Like I said, everything about this episode was well-crafted. Can't argue with that.
Yanks - Wed, Aug 12, 2015 - 6:28pm (USA Central)
Jennifer's energy, yes Jammer, that's it.

But while I appreciate that energy, I thought she hammed it up to much at the end of the episode.

I just kept thinking during the episode... 'What a voice Jennifer has".

Was Kes possessed when she dumped Neelix? If so, do they address this in a later episode?

I can't rememeber.

I'll go 2.5 stars for Jen's energy.
Robert - Thu, Aug 13, 2015 - 7:49am (USA Central)
"Was Kes possessed when she dumped Neelix?" Yes.

"If so, do they address this in a later episode?"


I'm better now.
Yanks - Thu, Aug 13, 2015 - 11:30am (USA Central)

lol ... we pretty much all universally didn't like the "Kes/Neelix" thing... then the writers finally give us what we want and the botch it.

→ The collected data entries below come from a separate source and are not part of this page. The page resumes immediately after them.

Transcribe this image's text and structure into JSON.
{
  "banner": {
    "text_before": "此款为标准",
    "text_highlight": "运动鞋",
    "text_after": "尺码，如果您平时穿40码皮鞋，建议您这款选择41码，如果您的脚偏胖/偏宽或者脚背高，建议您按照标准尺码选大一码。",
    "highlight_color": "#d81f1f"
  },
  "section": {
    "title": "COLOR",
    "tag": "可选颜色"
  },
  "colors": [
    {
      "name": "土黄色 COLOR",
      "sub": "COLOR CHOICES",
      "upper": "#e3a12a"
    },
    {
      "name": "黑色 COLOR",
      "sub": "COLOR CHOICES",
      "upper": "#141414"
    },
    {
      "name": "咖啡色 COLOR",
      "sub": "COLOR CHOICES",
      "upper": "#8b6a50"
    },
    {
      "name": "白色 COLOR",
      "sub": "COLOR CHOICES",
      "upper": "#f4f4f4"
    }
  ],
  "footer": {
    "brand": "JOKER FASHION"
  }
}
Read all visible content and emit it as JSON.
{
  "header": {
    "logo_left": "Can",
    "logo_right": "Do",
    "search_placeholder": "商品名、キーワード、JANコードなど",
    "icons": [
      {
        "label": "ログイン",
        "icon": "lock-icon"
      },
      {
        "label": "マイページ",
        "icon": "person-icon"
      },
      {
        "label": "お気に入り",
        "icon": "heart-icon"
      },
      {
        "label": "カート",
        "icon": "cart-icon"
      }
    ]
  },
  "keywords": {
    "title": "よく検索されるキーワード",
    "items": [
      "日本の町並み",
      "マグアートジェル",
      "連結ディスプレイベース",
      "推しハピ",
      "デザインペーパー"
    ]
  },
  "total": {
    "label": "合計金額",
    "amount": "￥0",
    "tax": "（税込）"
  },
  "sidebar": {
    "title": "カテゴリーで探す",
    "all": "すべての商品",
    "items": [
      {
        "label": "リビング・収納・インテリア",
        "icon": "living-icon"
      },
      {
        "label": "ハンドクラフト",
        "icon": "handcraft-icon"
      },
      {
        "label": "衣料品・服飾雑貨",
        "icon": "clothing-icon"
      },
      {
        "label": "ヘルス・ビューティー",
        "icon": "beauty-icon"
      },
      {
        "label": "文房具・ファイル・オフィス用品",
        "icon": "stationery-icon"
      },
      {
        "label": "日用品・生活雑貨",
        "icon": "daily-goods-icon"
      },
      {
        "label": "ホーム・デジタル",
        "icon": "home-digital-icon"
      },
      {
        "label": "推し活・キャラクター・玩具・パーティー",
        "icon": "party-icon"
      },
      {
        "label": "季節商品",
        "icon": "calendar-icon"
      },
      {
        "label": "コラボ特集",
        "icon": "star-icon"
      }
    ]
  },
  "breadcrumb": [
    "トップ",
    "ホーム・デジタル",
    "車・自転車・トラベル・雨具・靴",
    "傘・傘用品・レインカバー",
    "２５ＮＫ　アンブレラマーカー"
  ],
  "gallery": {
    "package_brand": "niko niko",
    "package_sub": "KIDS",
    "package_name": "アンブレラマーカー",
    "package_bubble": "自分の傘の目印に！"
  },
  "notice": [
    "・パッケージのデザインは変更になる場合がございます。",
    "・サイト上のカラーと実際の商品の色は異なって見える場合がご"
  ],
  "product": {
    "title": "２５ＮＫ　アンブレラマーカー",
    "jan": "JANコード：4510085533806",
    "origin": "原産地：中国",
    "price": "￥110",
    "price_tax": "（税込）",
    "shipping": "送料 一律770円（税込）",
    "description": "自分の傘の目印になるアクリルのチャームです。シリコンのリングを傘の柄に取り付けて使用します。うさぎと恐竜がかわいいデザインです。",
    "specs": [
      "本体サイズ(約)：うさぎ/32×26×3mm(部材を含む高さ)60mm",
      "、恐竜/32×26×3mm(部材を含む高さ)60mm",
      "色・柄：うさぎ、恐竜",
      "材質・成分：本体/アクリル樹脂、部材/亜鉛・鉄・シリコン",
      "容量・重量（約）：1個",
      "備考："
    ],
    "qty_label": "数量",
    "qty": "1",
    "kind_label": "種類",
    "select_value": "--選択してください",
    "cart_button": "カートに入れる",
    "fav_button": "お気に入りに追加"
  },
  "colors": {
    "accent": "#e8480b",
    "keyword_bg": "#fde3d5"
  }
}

Jason R. - Mon, Nov 9, 2015 - 8:20pm (USA Central)
I found Lien positively hokey in this one. As noted by others, the only real high point was Kes finally doing away with Neelix. Of all the awkward, painful, creepy romances, those two being an item has to take the cake. No, scratch that - awkward and creepy is what it would have been if I ever actually bought it in the first place. If the writers had ever really sold that concept to us, that would have been interesting. Creepy and wrong, but interesting. Fortunately for us, I don't think the writers believed it any more than we did.